Y la gran carrera de estos Large Language Models como ChatGPT acaba comenzar. Hemos empezado a ver los primeros intentos estos últimos años con Dall·e, GPT3, LaMDA, Stable Diffusion, Midjourney y ahora el omnipresente ChatGPT. La promesa de su incorporación a la plataforma office de Microsoft y su uso en buscadores como el de Google o el de Bing abrirá el camino hacia la normalización de su uso, así como hacia su especialización. Hay pocas dudas: pronto los usaremos para hacer borradores de e-mails, contratos o artículos periodísticos, entre otras muchas cosas que no podemos ni imaginar hoy.
Pero el hecho de que la capacidad de entrenar estos modelos esté en manos de unas pocas empresas privadas tiene implicaciones sociales y económicas importantes. De entre ellas mencionaremos dos, y una es inmediata, materializada en la pérdida de competitividad de todo el sistema de investigación público, universidades y centros de investigación, que no pueden acceder a diseñar ni entrenar sistemas de este calado.
Esta primera consecuencia es ciertamente grave, y aunque no es la peor, sí lo son sus consecuencias. La evolución del ecosistema de innovación parte del talento generado en universidades y centros de investigación y de la capacidad de las start-up, empresas y organizaciones de acceder a ese talento, a las capacidades e infraestructuras existentes. De este modo, que estas estén restringidas y en manos de unas pocas empresas tiene el mismo efecto que si hubiese pocas universidades, lejos y con procesos selectivos plagados de sesgos. ¿Y si no hubiese ninguna en Europa?
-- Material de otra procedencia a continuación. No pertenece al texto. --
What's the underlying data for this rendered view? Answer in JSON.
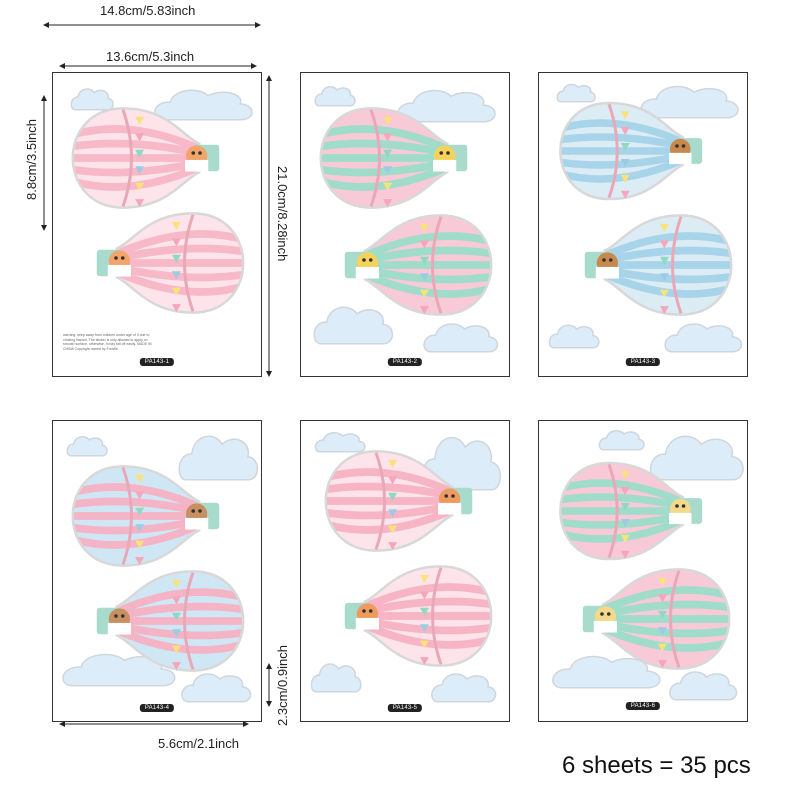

Esta es la situación en la que empezamos a encontrarnos con una de las tecnologías llamadas a cambiar el mundo.
O cambiamos radicalmente la situación actual y democratizamos el acceso a estas tecnologías genéricas o va a ser muy difícil que alumbremos empresas que compitan en ese campo o dotemos a las existentes con posibilidades reales de tener un papel destacado en unas tecnologías que, no lo olvidemos, son genéricas y afectan a todo. No es solo una cuestión de soberanía tecnológica, es una cuestión de supervivencia.